Sepulveda acredita que esse seja um dos debates mais antigos e acalorados que existem no Brasil, uma vez que defensores do ensino religioso veem a medida como uma alternativa para ajudar na resolução de problemas de indisciplina e entre alunos. Para o professor, contudo, a realidade das escolas é outra. "Na prática, pelas pesquisas que fazemos, isso nunca resolveu nenhum desses problemas. O ensino religioso existe desde 1988 oficialmente na Constituição. De 1988 para cá, a violência aumentou muito mais nas escolas", comenta.

No Rio de Janeiro, o ensino religioso, apesar de facultativo aos estudantes, é confessional nas escolas públicas. As aulas devem ser ministradas por professores referendados por instituições religiosas. Essa oferta chegou a ser objeto de Ação Direta de Inconstitucionalidade votada pelos ministros do Supremo Tribunal Federal (STF) em 2017, sendo considerada compatível com o estado laico, por seis votos a cinco. Em 2019, uma lei estadual foi sancionada permitindo que estudantes que não quisessem assistir às aulas de ensino religioso confessional pudessem ter reforço escolar no mesmo horário.

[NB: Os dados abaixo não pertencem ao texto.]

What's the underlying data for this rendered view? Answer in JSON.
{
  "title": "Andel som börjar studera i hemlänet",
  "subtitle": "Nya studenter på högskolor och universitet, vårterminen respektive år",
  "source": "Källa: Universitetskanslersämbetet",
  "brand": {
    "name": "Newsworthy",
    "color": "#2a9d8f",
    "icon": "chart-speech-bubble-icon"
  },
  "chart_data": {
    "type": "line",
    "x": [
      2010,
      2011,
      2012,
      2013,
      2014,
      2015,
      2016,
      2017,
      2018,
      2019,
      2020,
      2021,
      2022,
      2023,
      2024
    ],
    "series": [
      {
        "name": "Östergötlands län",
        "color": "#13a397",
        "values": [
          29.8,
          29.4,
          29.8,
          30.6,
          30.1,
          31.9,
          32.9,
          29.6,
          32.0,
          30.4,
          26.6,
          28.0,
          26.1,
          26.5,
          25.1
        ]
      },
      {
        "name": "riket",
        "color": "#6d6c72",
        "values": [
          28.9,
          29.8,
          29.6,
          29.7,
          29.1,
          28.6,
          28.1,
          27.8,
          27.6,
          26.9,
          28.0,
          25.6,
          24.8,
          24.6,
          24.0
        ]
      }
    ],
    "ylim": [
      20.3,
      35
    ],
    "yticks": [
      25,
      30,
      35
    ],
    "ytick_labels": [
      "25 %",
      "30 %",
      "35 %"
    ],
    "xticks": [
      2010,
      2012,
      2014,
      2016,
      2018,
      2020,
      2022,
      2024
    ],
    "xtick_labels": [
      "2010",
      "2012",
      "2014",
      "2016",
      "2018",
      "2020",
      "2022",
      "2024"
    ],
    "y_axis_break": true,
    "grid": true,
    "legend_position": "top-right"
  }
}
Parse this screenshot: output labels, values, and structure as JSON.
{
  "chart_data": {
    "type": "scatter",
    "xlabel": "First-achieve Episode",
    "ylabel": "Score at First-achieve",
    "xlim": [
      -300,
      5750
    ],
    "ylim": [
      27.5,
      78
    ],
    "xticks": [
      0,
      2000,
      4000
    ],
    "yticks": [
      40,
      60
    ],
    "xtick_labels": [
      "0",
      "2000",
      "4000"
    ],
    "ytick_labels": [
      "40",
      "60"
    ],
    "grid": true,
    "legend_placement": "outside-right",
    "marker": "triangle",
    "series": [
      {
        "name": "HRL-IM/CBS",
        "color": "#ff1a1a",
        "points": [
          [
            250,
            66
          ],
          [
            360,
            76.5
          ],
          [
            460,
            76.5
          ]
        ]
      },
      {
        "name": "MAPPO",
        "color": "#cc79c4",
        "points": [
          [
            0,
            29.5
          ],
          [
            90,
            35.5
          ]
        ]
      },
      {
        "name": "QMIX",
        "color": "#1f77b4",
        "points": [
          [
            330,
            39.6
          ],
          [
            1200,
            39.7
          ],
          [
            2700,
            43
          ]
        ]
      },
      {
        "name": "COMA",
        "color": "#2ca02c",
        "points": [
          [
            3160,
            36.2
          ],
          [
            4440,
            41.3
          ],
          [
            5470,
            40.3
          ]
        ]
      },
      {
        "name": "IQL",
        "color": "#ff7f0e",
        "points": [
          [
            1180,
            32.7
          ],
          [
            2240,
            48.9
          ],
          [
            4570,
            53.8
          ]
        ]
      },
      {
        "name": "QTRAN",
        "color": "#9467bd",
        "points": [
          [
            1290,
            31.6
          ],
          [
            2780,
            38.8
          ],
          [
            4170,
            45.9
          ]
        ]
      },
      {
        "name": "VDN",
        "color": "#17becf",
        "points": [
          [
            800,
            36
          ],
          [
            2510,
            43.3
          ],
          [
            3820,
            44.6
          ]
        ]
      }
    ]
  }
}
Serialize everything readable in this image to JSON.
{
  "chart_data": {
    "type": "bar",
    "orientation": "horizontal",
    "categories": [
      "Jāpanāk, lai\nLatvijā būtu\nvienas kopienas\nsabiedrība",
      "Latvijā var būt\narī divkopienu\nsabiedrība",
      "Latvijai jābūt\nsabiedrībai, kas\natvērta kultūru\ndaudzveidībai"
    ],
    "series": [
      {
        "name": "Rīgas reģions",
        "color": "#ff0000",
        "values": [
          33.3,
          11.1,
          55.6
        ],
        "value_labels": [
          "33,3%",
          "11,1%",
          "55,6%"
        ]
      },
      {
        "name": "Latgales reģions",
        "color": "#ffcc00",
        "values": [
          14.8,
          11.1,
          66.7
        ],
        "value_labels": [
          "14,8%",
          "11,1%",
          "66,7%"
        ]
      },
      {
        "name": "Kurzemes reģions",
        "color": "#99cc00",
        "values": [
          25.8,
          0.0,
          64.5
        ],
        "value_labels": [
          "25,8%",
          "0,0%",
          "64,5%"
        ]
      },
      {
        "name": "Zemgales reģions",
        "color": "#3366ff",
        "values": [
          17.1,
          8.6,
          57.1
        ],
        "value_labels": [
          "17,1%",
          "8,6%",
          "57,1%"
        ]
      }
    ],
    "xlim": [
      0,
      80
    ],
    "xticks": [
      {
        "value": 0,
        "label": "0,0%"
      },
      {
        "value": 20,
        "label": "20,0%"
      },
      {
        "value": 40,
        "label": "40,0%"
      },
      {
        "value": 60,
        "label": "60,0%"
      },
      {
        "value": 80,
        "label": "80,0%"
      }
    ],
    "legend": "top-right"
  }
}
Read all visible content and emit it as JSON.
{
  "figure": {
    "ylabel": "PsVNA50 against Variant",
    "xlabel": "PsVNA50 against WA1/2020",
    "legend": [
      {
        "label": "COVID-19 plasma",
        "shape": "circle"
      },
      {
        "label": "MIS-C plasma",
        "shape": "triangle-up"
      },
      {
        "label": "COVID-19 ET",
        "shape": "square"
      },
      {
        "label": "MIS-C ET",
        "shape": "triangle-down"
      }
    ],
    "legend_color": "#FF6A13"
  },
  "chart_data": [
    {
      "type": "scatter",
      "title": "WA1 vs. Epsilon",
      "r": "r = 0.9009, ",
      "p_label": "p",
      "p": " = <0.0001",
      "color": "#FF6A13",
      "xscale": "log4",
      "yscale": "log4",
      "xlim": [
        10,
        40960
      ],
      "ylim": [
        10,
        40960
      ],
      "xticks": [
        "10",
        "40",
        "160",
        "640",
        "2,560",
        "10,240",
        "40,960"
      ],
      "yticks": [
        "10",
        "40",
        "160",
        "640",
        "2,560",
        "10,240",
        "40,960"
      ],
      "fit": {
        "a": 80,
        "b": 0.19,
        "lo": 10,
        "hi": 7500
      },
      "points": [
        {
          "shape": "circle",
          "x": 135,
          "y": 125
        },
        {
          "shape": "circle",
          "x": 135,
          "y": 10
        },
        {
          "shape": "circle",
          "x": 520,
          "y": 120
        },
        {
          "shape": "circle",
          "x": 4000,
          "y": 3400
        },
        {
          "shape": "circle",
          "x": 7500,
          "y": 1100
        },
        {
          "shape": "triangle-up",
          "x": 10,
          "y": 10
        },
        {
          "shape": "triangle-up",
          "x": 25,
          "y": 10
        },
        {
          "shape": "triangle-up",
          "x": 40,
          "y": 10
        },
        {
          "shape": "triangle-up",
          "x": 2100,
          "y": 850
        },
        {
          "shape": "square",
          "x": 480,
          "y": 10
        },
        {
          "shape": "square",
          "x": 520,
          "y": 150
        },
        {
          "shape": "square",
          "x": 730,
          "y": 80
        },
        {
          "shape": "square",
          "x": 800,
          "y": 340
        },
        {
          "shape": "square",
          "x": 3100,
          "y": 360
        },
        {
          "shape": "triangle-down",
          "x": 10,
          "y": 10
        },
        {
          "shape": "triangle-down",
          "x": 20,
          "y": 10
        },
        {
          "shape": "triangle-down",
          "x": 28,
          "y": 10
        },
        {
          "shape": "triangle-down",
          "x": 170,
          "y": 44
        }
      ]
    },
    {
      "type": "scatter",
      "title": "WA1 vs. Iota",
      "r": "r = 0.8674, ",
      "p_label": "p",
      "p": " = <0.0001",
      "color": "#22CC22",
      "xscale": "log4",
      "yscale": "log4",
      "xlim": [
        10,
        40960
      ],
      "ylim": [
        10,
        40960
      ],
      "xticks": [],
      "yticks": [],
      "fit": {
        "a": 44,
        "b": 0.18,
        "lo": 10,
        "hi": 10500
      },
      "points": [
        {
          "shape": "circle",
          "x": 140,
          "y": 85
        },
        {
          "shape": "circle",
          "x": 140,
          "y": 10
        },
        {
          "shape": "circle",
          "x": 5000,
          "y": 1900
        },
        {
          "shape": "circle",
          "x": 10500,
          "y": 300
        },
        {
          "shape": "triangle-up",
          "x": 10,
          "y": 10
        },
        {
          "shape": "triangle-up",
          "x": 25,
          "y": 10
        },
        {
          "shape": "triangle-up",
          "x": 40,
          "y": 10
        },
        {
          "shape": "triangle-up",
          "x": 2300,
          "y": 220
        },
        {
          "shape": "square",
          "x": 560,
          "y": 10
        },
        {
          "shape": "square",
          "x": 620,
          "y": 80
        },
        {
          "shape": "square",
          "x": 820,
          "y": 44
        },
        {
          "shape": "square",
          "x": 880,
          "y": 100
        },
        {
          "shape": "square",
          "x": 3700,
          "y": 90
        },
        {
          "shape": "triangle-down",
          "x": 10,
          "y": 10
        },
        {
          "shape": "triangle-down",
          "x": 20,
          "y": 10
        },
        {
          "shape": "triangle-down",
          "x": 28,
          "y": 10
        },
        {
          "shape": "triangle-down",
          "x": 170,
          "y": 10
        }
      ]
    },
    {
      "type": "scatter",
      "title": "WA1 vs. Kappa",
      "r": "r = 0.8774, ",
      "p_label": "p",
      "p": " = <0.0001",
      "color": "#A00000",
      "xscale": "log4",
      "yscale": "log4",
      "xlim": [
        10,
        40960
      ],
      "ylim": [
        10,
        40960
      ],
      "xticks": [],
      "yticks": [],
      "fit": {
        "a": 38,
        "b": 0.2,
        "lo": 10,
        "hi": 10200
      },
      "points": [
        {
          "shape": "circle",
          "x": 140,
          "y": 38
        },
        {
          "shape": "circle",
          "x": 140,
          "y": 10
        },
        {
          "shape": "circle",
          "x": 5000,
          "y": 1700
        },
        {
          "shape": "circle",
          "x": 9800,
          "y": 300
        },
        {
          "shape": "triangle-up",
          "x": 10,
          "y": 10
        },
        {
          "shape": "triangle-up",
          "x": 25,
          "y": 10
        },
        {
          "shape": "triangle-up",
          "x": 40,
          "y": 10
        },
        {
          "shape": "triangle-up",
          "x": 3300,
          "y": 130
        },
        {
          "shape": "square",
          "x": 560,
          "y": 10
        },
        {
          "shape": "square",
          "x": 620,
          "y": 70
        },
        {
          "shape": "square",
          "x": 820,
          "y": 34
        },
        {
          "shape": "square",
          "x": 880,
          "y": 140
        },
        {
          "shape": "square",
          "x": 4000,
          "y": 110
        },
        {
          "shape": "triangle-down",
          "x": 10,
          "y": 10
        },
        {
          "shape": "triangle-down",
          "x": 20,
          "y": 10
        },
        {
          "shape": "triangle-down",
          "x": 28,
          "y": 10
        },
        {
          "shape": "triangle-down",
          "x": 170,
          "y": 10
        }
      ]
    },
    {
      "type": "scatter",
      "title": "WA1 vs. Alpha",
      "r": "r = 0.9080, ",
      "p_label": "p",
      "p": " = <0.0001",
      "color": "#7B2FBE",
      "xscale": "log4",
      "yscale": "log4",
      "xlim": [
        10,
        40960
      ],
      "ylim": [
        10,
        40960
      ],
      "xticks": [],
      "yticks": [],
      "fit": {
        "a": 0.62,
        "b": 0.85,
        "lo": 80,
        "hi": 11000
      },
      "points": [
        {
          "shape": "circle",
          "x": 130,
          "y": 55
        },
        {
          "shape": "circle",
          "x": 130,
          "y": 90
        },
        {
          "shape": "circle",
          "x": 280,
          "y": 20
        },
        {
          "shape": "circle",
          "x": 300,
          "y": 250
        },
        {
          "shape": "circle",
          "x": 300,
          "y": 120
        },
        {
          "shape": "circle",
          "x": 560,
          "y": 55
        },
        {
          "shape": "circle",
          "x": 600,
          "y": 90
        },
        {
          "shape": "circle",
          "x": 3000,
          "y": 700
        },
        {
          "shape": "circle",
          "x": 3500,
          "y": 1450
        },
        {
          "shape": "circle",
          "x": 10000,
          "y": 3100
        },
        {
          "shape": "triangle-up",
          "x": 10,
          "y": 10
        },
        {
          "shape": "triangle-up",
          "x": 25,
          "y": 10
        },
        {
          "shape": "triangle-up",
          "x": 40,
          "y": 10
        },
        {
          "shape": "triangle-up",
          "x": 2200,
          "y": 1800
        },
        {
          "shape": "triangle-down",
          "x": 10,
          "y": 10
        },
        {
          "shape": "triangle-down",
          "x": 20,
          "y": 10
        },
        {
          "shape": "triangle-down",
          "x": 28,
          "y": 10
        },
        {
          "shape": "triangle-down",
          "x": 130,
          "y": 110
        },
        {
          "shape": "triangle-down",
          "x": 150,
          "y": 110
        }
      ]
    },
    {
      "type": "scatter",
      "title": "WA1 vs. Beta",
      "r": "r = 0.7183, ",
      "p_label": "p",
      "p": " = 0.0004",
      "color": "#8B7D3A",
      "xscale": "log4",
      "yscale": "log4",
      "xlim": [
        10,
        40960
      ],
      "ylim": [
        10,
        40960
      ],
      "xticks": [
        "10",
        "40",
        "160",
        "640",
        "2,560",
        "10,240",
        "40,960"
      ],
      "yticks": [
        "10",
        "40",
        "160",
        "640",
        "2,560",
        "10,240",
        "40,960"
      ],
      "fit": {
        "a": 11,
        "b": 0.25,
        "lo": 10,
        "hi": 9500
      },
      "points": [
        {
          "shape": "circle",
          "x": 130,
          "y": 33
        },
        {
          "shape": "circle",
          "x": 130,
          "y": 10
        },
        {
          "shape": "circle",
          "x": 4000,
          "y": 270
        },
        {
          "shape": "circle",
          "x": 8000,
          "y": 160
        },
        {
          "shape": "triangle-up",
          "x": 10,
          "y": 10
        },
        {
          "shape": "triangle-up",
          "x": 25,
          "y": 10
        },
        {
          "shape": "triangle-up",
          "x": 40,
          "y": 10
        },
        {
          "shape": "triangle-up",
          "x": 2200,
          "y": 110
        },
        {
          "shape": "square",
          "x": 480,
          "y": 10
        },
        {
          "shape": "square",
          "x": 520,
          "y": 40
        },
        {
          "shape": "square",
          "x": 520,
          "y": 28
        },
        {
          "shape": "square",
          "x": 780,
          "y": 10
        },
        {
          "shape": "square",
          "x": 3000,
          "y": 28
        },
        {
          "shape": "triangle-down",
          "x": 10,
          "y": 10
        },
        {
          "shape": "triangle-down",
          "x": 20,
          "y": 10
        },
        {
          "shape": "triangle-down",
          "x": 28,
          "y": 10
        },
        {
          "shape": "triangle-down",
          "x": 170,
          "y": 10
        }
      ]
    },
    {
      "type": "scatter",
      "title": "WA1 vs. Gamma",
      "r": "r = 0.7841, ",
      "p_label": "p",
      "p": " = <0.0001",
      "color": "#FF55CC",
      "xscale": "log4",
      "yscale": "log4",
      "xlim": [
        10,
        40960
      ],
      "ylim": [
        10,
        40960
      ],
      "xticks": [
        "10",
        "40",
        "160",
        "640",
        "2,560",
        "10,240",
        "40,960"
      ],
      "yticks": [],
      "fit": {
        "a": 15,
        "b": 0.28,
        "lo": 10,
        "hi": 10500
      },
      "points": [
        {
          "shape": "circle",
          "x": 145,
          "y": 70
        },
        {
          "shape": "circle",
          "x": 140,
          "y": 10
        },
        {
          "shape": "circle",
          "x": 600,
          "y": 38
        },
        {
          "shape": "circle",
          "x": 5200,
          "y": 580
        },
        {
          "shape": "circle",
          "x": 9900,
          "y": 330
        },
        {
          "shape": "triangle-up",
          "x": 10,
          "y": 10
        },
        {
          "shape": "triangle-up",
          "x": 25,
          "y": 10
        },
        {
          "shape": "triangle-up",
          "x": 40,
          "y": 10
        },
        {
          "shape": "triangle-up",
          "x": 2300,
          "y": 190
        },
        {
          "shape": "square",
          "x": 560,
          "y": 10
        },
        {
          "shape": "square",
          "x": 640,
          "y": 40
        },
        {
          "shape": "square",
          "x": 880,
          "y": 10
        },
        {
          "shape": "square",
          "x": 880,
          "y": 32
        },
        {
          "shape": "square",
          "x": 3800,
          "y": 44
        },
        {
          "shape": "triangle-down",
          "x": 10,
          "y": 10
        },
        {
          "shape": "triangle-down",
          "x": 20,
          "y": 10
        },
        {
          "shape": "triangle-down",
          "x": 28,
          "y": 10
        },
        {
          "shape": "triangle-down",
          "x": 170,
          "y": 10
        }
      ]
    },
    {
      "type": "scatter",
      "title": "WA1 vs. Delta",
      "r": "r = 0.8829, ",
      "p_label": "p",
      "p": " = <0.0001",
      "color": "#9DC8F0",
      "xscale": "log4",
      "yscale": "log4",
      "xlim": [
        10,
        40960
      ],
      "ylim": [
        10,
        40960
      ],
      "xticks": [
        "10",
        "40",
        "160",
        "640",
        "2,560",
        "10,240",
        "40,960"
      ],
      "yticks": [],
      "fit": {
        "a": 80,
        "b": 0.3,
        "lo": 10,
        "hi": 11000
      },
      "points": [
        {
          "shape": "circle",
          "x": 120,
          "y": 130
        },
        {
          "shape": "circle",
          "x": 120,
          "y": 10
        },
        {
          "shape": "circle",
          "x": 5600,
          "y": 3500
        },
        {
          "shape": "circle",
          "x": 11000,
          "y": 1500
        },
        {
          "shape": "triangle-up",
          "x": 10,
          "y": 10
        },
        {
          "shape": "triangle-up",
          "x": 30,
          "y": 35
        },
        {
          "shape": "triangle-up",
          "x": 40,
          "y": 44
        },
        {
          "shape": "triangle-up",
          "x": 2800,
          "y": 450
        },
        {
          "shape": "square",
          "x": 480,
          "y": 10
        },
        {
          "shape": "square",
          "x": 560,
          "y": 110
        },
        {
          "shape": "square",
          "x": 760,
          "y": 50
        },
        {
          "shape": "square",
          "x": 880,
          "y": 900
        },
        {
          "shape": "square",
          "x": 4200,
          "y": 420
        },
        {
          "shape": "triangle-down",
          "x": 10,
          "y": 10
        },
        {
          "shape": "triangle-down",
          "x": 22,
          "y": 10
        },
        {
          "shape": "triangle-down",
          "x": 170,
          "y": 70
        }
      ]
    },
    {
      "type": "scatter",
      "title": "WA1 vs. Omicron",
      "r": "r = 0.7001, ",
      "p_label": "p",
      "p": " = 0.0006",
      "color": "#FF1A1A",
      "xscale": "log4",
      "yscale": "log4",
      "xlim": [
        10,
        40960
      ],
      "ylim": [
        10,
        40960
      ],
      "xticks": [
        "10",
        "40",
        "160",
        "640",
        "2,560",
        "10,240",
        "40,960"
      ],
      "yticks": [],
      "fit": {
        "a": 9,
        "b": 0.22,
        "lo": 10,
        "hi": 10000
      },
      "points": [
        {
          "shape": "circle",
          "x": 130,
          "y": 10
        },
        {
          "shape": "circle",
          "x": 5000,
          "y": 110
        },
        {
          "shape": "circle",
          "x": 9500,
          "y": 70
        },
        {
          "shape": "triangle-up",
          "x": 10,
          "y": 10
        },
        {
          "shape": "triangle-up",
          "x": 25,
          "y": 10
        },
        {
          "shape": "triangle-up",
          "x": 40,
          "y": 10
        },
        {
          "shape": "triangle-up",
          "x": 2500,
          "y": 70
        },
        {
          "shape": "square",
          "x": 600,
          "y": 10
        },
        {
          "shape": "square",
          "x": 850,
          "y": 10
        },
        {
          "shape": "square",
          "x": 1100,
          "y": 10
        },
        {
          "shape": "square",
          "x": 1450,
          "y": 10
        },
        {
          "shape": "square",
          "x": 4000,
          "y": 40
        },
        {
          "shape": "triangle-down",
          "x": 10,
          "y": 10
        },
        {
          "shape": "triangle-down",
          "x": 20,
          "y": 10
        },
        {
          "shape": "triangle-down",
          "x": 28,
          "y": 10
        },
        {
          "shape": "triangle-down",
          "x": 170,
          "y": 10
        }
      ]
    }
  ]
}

Para o coordenador do OLÉ, nesse cenário, o ensino religioso confessional pode alimentar a intolerância religiosa. "Não só a externa, mas dentro da própria estrutura escolar. Existe uma lei, a 10.639, que regulamenta que escolas façam trabalhos a partir da cultura africana, e muitas vezes isso é dificultado nas escolas por causa do racismo religioso que, de certa forma, é reforçado pelo ensino religioso confessional", afirma ele, ao argumentar que a religião deve ser discutida como fenômeno social nos demais componentes curriculares.

"Não tem como se falar em Brasil Colônia e não falar dos jesuítas e do papel da Igreja, por exemplo, ou das guerras religiosas na Europa e a ascensão protestante. Isso já existe nas aulas de história, sociologia. Por que criar outra disciplina?", diz.

A educação laica pode ajudar no combate à intolerância religiosa?

Sim. Para Gibran, isso é possível a partir do próprio ensino sobre diferentes religiões, a título de informação e não de proselitismo, ou seja, na tentativa de converter outras pessoas. "Informação nunca é demais. Quando você esclarece, informa, a chance de aceitação do outro é mais fácil. Se vivemos em uma sociedade tão intolerante, em grande parte é por desconhecer a realidade do outro. E a informação traz empatia", defende.

Ele aponta que um caminho para vencer a intolerância religiosa começa pela preparação de professores para um trabalho baseado nas semelhanças entre as crenças. "Quando compreendemos que existem mais semelhanças do que diferenças, talvez essa hostilidade com o diferente deixe de existir. É uma preparação no sentido de apaziguar ânimos dos que vêm com preconceitos de casa", enfatiza o presidente da Comissão de Direito e Liberdade Religiosa da OAB-PR.

Para Sepulveda, a laicidade é um importante pilar da democracia e que deve ser alimentado cotidianamente, inclusive na educação. "É um processo, assim como a democracia, que temos de lembrar sempre. Se não, as pessoas esquecem o que é e acabam transformando no que não é."

Ele assinala que casos de ataques à liberdade religiosa no ensino podem ser levados ao OLÉ por meio da página do observatório. As situações são orientadas e encaminhadas às autoridades responsáveis.